George P. Austin unveils new outdoor classroom

A special ribbon cutting was held last week celebrating a new educational opportunity for students at Linden’s George P. Austin Junior High School.

On Wednesday, Nov. 13, students and planners opened the GPA Outdoor Classroom. Located on the grounds of the school, the classroom is designed to teach students the science and value of growing their own food and other agricultural lessons.

The project started last spring with the planning and continued over the summer with help from several agencies, local businesses and community organizations. In what was once a grass area behind the school now sits several planting areas where students have already begun growing their own plants and vegetables.

“I can’t express how grateful we are for the many donations we have received from throughout the county. Over the summer, a lot of work was done to get us to where we are now. Their hard work led to what we have here today,” said GPA Principal Walter Hampton.

Students in the school are beginning the agricultural lesson indoors, incubating their seeds prior to transporting to the planters outside. Hampton said he hoped the students would be able to grow vegetables that could be prepared in the cafeteria for eating. “We would love for the students to see the process from seed to actual produce,” he said.

GPAJH teacher Jennifer Schroeder is the coordinator of the outdoor classroom and said the goal is for students to not just learn about growing food, but to actually do it.

“This will provide our students with the knowledge and experience that is needed in today’s market for learning a trade that will allow them to take care of their future families. We will be raising crops that will go from the ground to the table and is 100-percent student produced,” Schroeder said.

One organization heavily involved in making the outdoor classroom a reality is the Marengo County Soil and Water Conservation District.

“It became clear to us early on that there was a vision and passion for this project and we were sold at that point,” said Andrew Williams of the MCSWCD.
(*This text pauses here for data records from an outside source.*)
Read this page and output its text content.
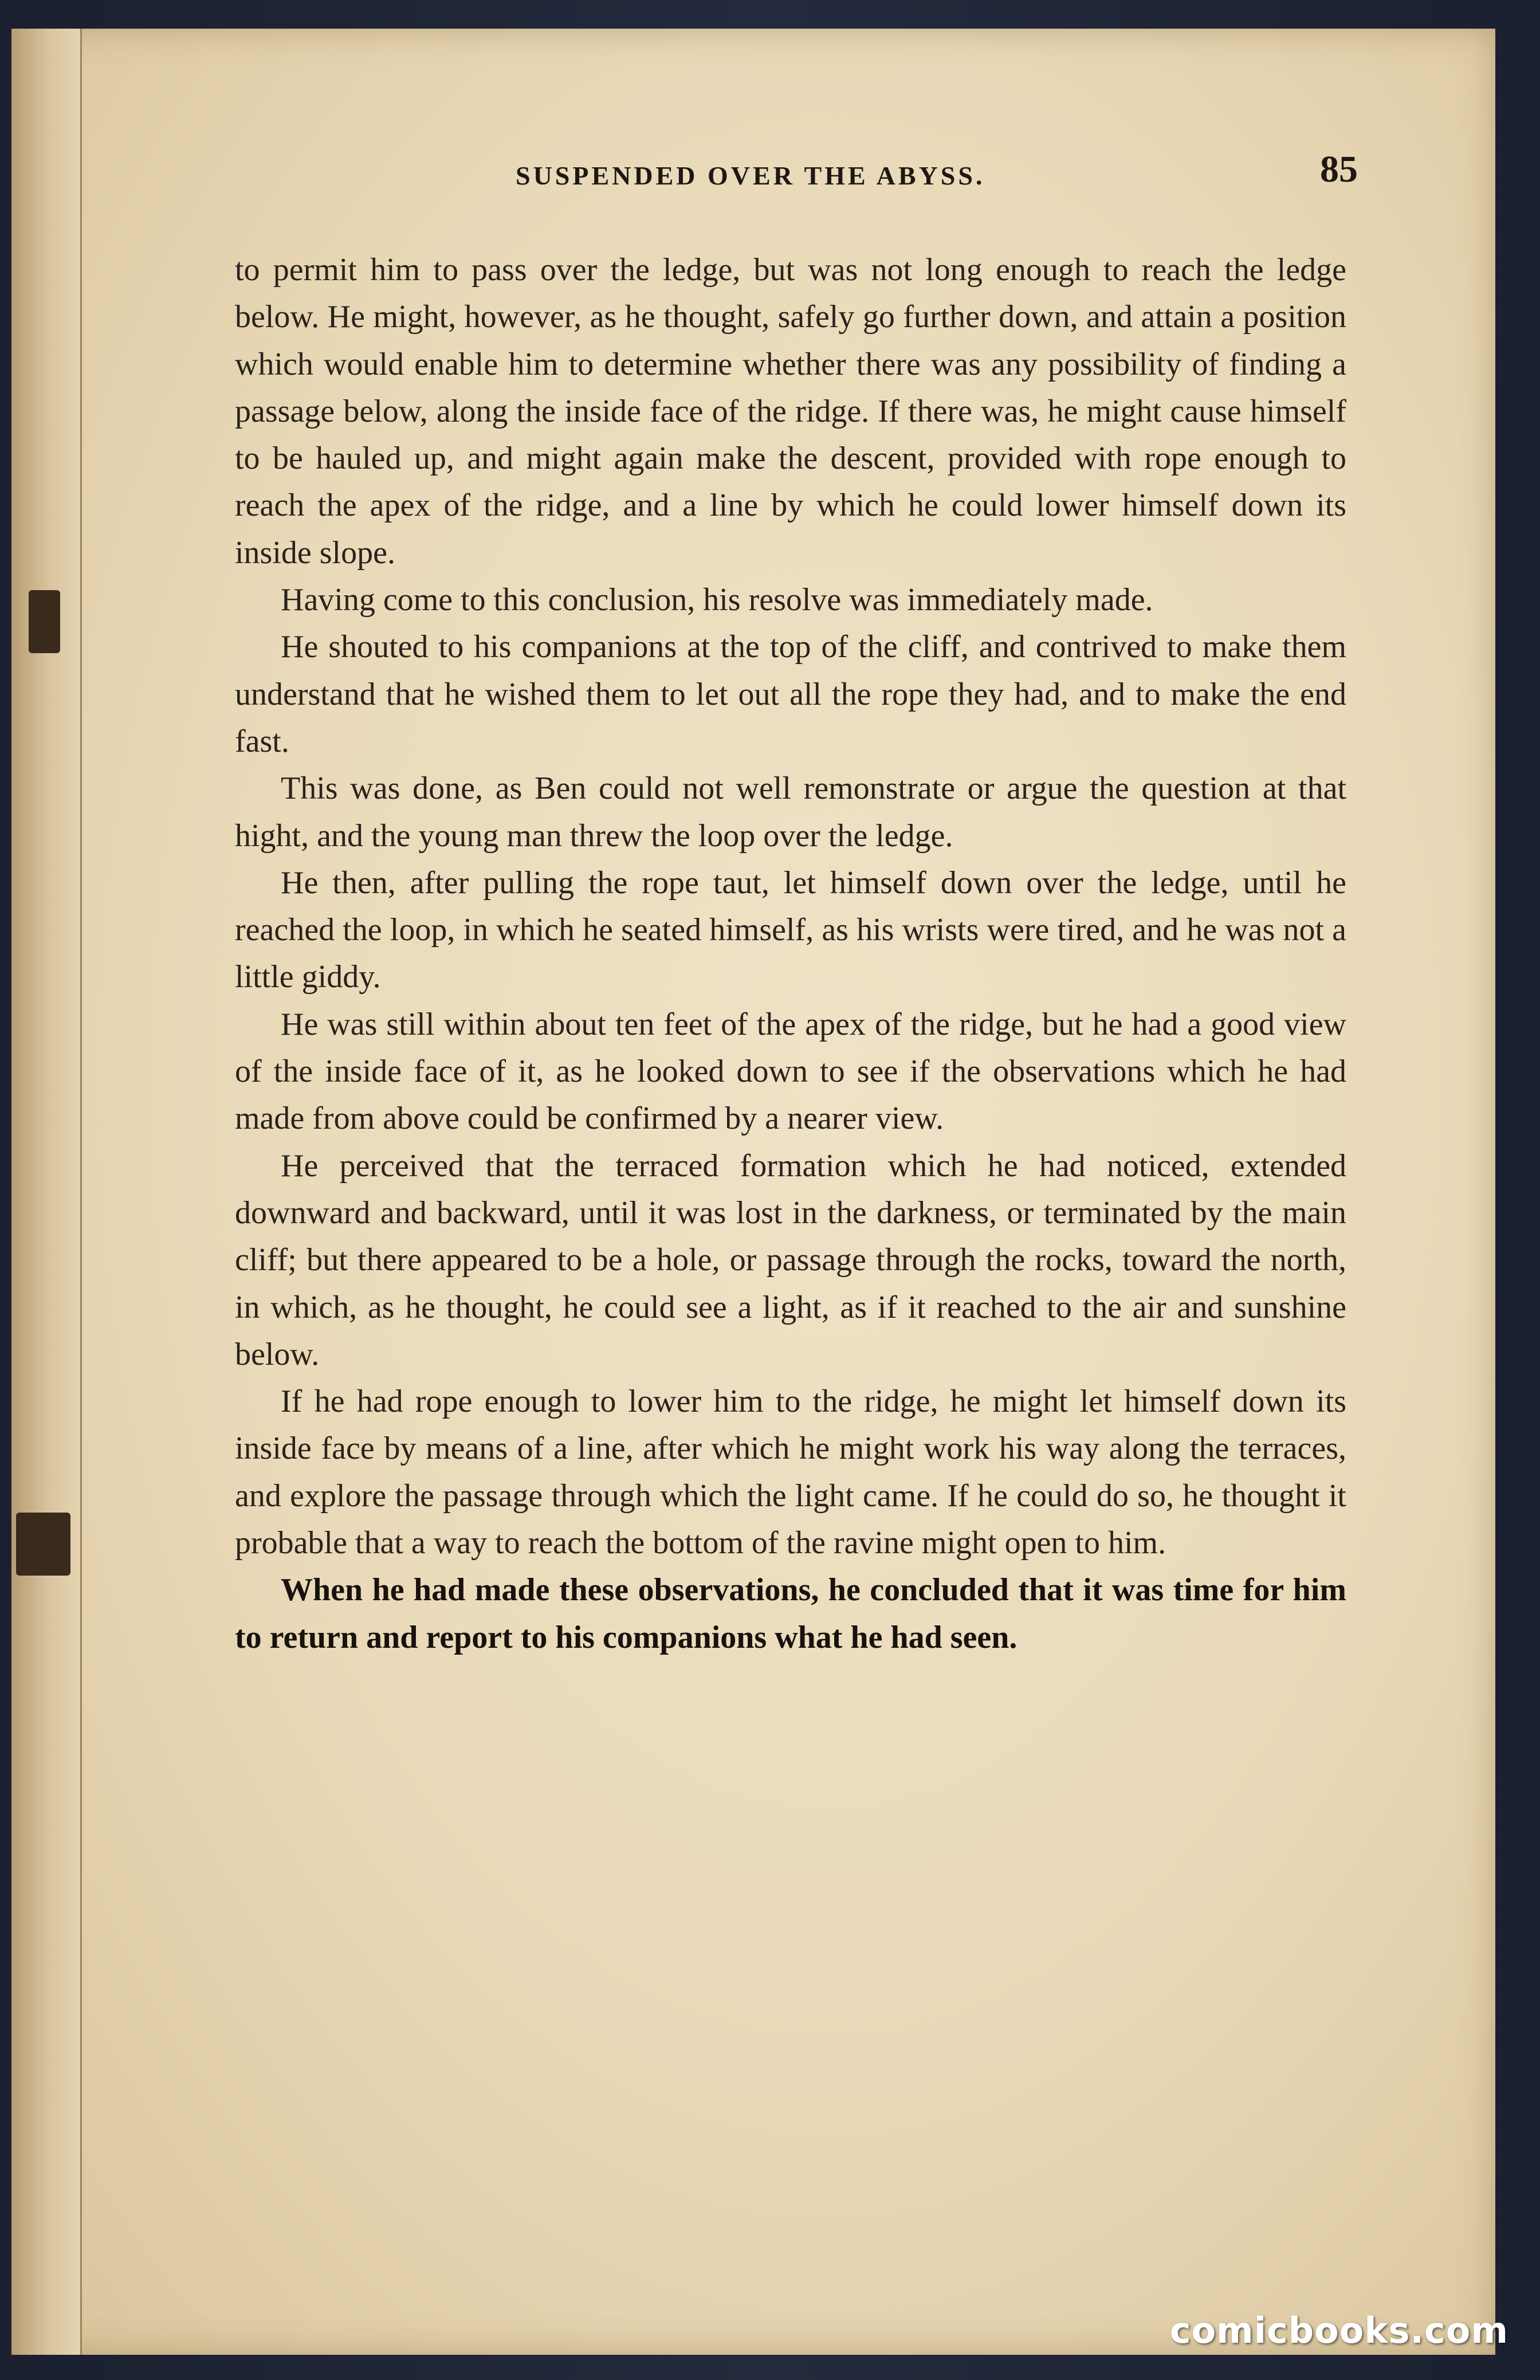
SUSPENDED OVER THE ABYSS.	85

to permit him to pass over the ledge, but was not long enough to reach the ledge below. He might, however, as he thought, safely go further down, and attain a position which would enable him to determine whether there was any possibility of finding a passage below, along the inside face of the ridge. If there was, he might cause himself to be hauled up, and might again make the descent, provided with rope enough to reach the apex of the ridge, and a line by which he could lower himself down its inside slope.

Having come to this conclusion, his resolve was immediately made.

He shouted to his companions at the top of the cliff, and contrived to make them understand that he wished them to let out all the rope they had, and to make the end fast.

This was done, as Ben could not well remonstrate or argue the question at that hight, and the young man threw the loop over the ledge.

He then, after pulling the rope taut, let himself down over the ledge, until he reached the loop, in which he seated himself, as his wrists were tired, and he was not a little giddy.

He was still within about ten feet of the apex of the ridge, but he had a good view of the inside face of it, as he looked down to see if the observations which he had made from above could be confirmed by a nearer view.

He perceived that the terraced formation which he had noticed, extended downward and backward, until it was lost in the darkness, or terminated by the main cliff; but there appeared to be a hole, or passage through the rocks, toward the north, in which, as he thought, he could see a light, as if it reached to the air and sunshine below.

If he had rope enough to lower him to the ridge, he might let himself down its inside face by means of a line, after which he might work his way along the terraces, and explore the passage through which the light came. If he could do so, he thought it probable that a way to reach the bottom of the ravine might open to him.

When he had made these observations, he concluded that it was time for him to return and report to his companions what he had seen.

comicbooks.com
Marengo County 4H and Extension Office was also involved in the planning and will be utilizing the outdoor classroom for lessons in the future.

“My goal is to use the outdoor classroom for hands-on educational opportunities. There may be students here who will find they enjoy it and want to pursue a career in horticulture or agriculture. This could open the door for them to find their passion and to get excited about growing things,” said Marengo County 4H Agent Beth Yates.

Williams added that he hopes the project will help students to learn more about the value of the land and agriculture.

“We are disconnected from the land, and I hope this will help some students to get re-connected.  It’s not a bad idea to get your hands dirty,” Williams said.

Linden City Schools Superintendent Dr. Timothy Thurman said implementing the outdoor classroom project has been an exciting process that could offer valuable lessons for students well into the future.

“Growing your own food is a lost art,” Thurman said. “It is important that students learn this information and how they can make the land work for them. Learning about nature and how to grow things is very exciting for many of our students,” Thurman said.

Among those recognized at the ribbon cutting for their contributions to the outdoor classroom are: Eaves Construction, Mr. and Mrs. Anthony Bates, Curtis Luker, MCSWCD, Marengo County Parks and Recreation, the Alabama-Tombigbee Regional Planning Commission, Alabama Ag in the Classroom, and Marengo County 4H and Extension Office.